BMJ Case Rep. 2013 Dec 17;2013:bcr2013010966. doi: 10.1136/bcr-2013-010966.
We report a rare case of a renal cell carcinoma (RCC) metastasis occupying the cerebellopontine and cerebellomedullary cisterns, and describe an alternative strategy for embolizing hypervascular intracranial tumors. A middle aged patient with a distant history of RCC presented with headaches, nausea, and vomiting, and was found to have an enhancing mass in the left cerebellopontine and cerebellopontine cisterns. The initial surgical resection was aborted due to excessive bleeding. After an unsuccessful attempt at intra-arterial embolization, the patient returned to the operating room and the tumor was devascularized by direct needle puncture Onyx embolization under biplane fluoroscopy. The devascularized tumor was then successfully dissected from the brainstem and adherent lower cranial nerves. In properly selected cases, open surgical direct needle puncture embolization of intracranial vascular tumors under biplane fluoroscopy is a viable alternative devascularization method.

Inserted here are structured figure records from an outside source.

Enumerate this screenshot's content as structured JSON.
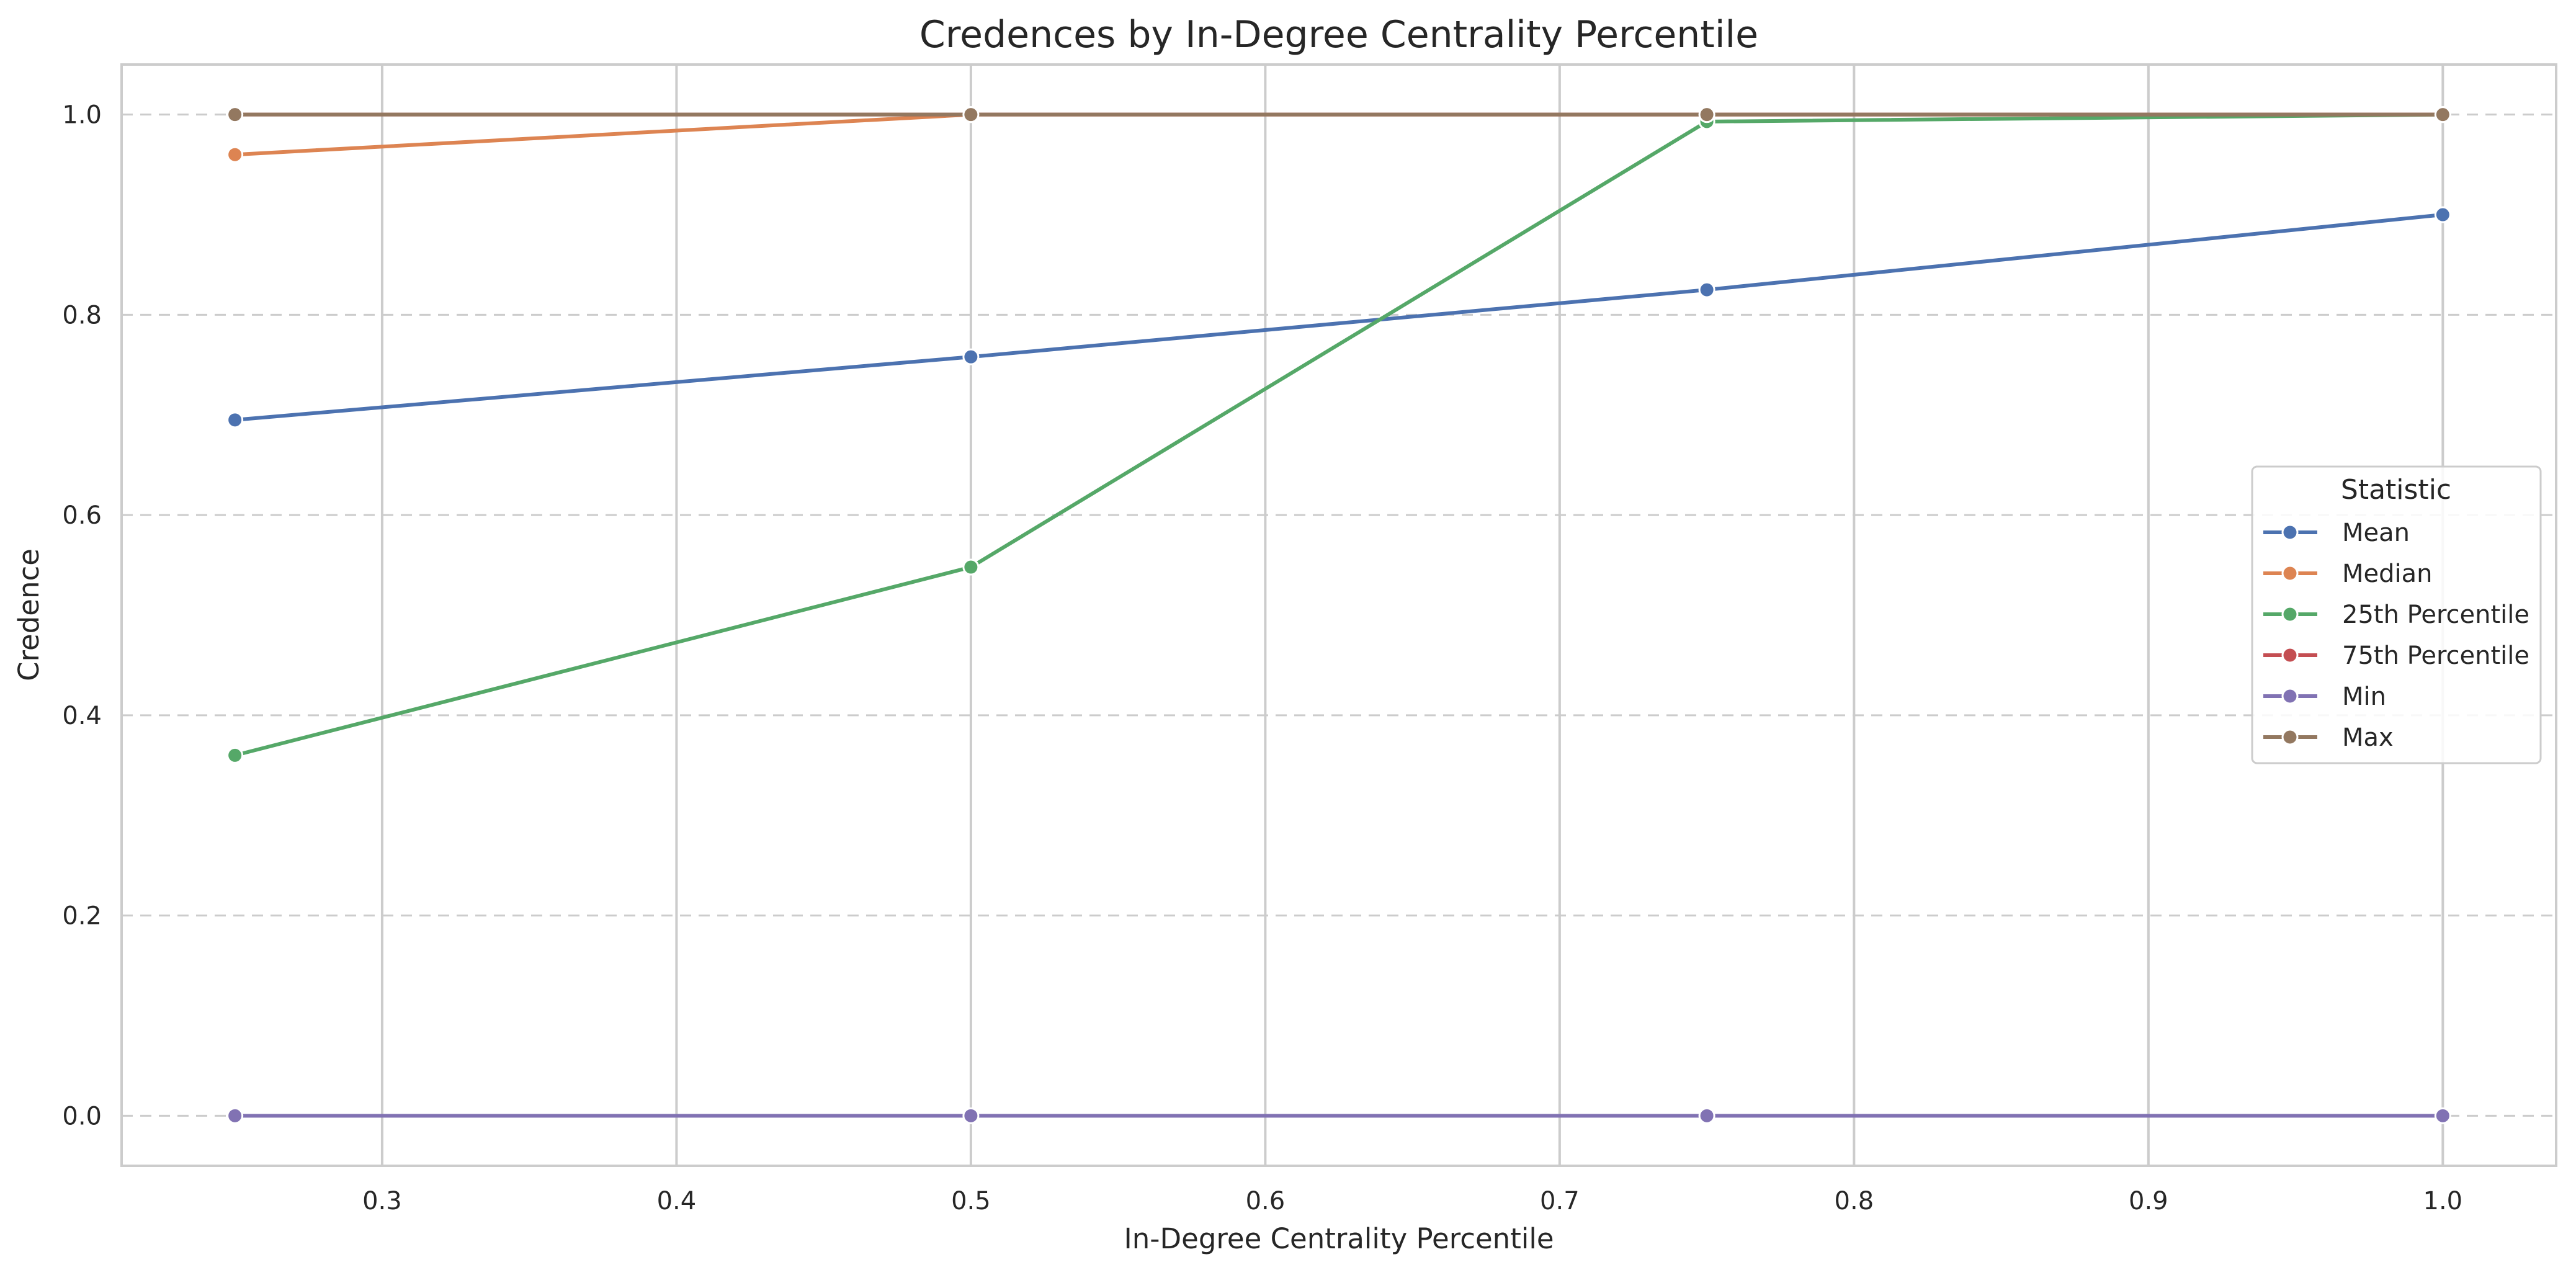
{
  "chart_data": {
    "type": "line",
    "title": "Credences by In-Degree Centrality Percentile",
    "xlabel": "In-Degree Centrality Percentile",
    "ylabel": "Credence",
    "xlim": [
      0.2115,
      1.0385
    ],
    "ylim": [
      -0.05,
      1.05
    ],
    "x_ticks": [
      "0.3",
      "0.4",
      "0.5",
      "0.6",
      "0.7",
      "0.8",
      "0.9",
      "1.0"
    ],
    "y_ticks": [
      "0.0",
      "0.2",
      "0.4",
      "0.6",
      "0.8",
      "1.0"
    ],
    "x": [
      0.25,
      0.5,
      0.75,
      1.0
    ],
    "grid": true,
    "legend": {
      "title": "Statistic",
      "placement": "center-right"
    },
    "series": [
      {
        "name": "Mean",
        "color": "#4c72b0",
        "values": [
          0.695,
          0.758,
          0.825,
          0.9
        ]
      },
      {
        "name": "Median",
        "color": "#dd8452",
        "values": [
          0.96,
          1.0,
          1.0,
          1.0
        ]
      },
      {
        "name": "25th Percentile",
        "color": "#55a868",
        "values": [
          0.36,
          0.548,
          0.993,
          1.0
        ]
      },
      {
        "name": "75th Percentile",
        "color": "#c44e52",
        "values": [
          1.0,
          1.0,
          1.0,
          1.0
        ]
      },
      {
        "name": "Min",
        "color": "#8172b3",
        "values": [
          0.0,
          0.0,
          0.0,
          0.0
        ]
      },
      {
        "name": "Max",
        "color": "#937860",
        "values": [
          1.0,
          1.0,
          1.0,
          1.0
        ]
      }
    ]
  }
}
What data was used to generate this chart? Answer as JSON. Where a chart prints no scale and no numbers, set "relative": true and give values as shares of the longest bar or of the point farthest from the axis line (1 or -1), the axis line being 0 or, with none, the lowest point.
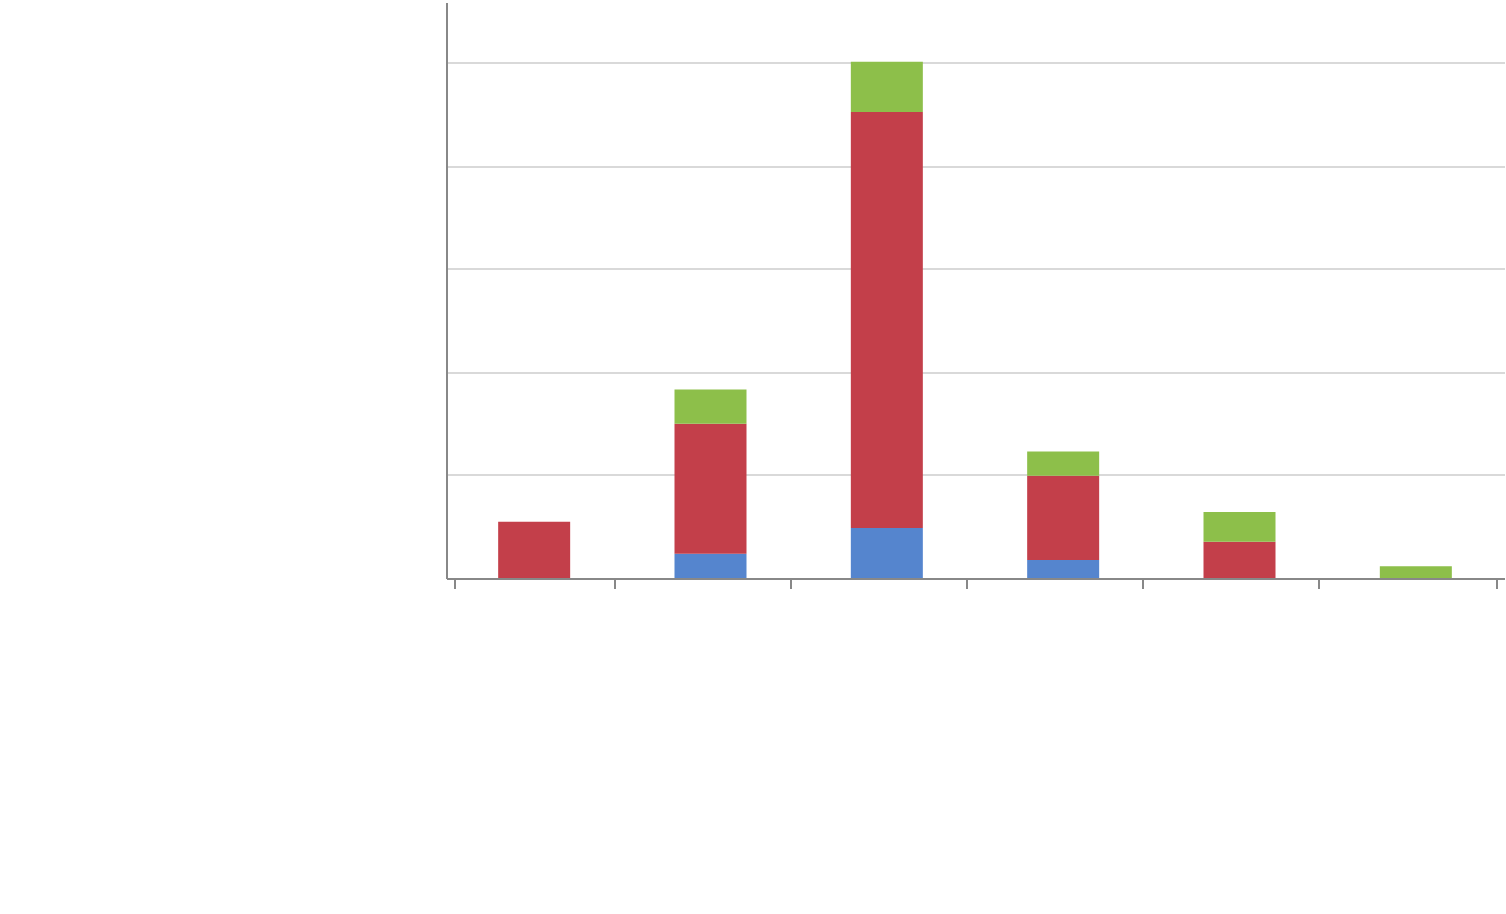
{
  "chart_data": {
    "type": "bar",
    "stacked": true,
    "relative": true,
    "categories": [
      null,
      null,
      null,
      null,
      null,
      null
    ],
    "series": [
      {
        "color": "#5585ce",
        "values": [
          0,
          0.047,
          0.097,
          0.035,
          0,
          0
        ]
      },
      {
        "color": "#c33f4a",
        "values": [
          0.109,
          0.252,
          0.806,
          0.163,
          0.07,
          0
        ]
      },
      {
        "color": "#8dbf4a",
        "values": [
          0,
          0.066,
          0.097,
          0.047,
          0.058,
          0.023
        ]
      }
    ],
    "grid": "y"
  }
}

我们报告了一例罕见的肾细胞癌(RCC)转移瘤占据桥小脑角池和小脑延髓池的病例,并描述了一种栓塞高血运颅内肿瘤的替代策略。一名有RCC远处病史的中年患者出现头痛、恶心和呕吐,经检查发现左侧桥小脑角池和小脑延髓池有一强化肿块。由于出血过多,最初的手术切除中止。在动脉内栓塞尝试失败后,患者返回手术室,在双平面荧光透视下通过直接针穿刺用Onyx进行栓塞使肿瘤去血管化。然后成功地从脑干和粘连的低位颅神经上分离出去血管化的肿瘤。在适当选择的病例中,双平面荧光透视下颅内血管肿瘤的开放手术直接针穿刺栓塞是一种可行的去血管化替代方法。